La table de séance à l’ouverture des travaux de l’atelier
Le secrétaire général du gouvernorat de Maradi, M. Abdoulkarim Mahamadou, a présidé, dans la matinée du mardi 14 avril 2026, la cérémonie d’ouverture d’un atelier de restitution des résultats des focus groupes. Cet atelier est organisé par l’Association des Professionnelles Africaines de la Communication (APAC)-Niger, dans le cadre du projet « Ensemble contre les Violences Basées sur le Genre au Niger : voix et actions pour le changement » avec l’accompagnement financier de la coopération espagnole.
L’objectif de ces focus groupes était de recenser les cas de violences basées sur le Genre (VBG), solliciter l’engagement des hommes dans la lutte contre ces VBG et proposer des solutions.
Présent à la cérémonie, l’administrateur délégué de la Ville de Maradi, le Lieutenant-Colonel Abdoulaye Moussa Garba, a félicité les initiateurs de cette importante activité pour leur engagement constant en faveur de la promotion des droits des femmes et des filles ainsi que pour leur implication dans la lutte contre les violences basées sur le genre dans notre pays. « La ville de Maradi, en tant que carrefour économique et social, ne saurait rester en marge de ce combat », a-t-il rassuré. Il a ajouté que l’administration municipale qu’il représente, réaffirme son entière disponibilité à accompagner toutes les initiatives visant à promouvoir la cohésion sociale, la dignité humaine et la protection des couches vulnérables.

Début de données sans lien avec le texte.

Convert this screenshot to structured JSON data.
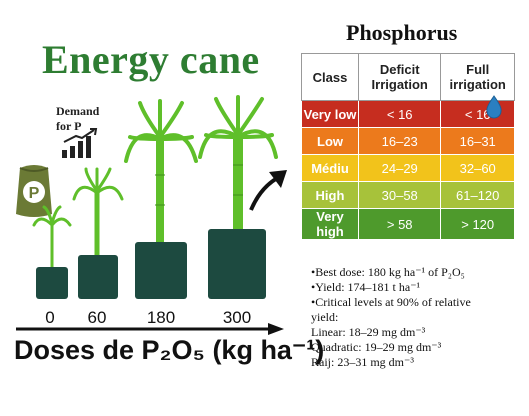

Pour sa part, la représentante de la présidente d’APAC-Niger, Mme Aminatou H. Noma, a indiqué que, dans le cadre de ce projet, APAC-Niger a réalisé 31 focus groupes dont 9 dans la région de Tahoua, 9 dans la région de Maradi et 11 à Zinder. A APAC-Niger, poursuit-elle, « nous sommes convaincues que la communication est l’arme la plus puissante pour transformer une société et pour bien communiquer, il faut savoir écouter. Nous avons recueilli des témoignages poignants, parfois difficiles à écouter mais nécessaires », a-t-elle dit. Elle a averti que cet atelier de deux jours ne se tient pas pour lire un rapport, mais pour partager des résultats issus des focus groupes, proposer des solutions pour mieux protéger les femmes et les filles et transformer les engagements en actions concrètes.
Dans son discours d’ouverture, le secrétaire général du gouvernorat de Maradi, M. Abdoul Karim Mahamadou, a reconnu que le Niger, sous l’impulsion des autorités de la Refondation, la région de Maradi fait de la protection des couches vulnérables une priorité absolue. Cependant « malgré nos efforts législatifs et institutionnels, les réalités du terrain nous rappellent quotidiennement que le combat contre les VBG est loin d’être achevé » a-t-il souligné. Mieux, il a indiqué que l’étude sur l’ampleur et les déterminants des violences basées sur le genre réalisée en 2021 par le Ministère de la Promotion de la Femme et de la Protection de l’Enfant, confirmée par les focus groupes menés à Tahoua, Maradi et Zinder nous interpellent tous. Ces chiffres ne sont pas que des statistiques, ils représentent nos filles, nos sœurs, nos mères, nos épouses, a-t-il ajouté.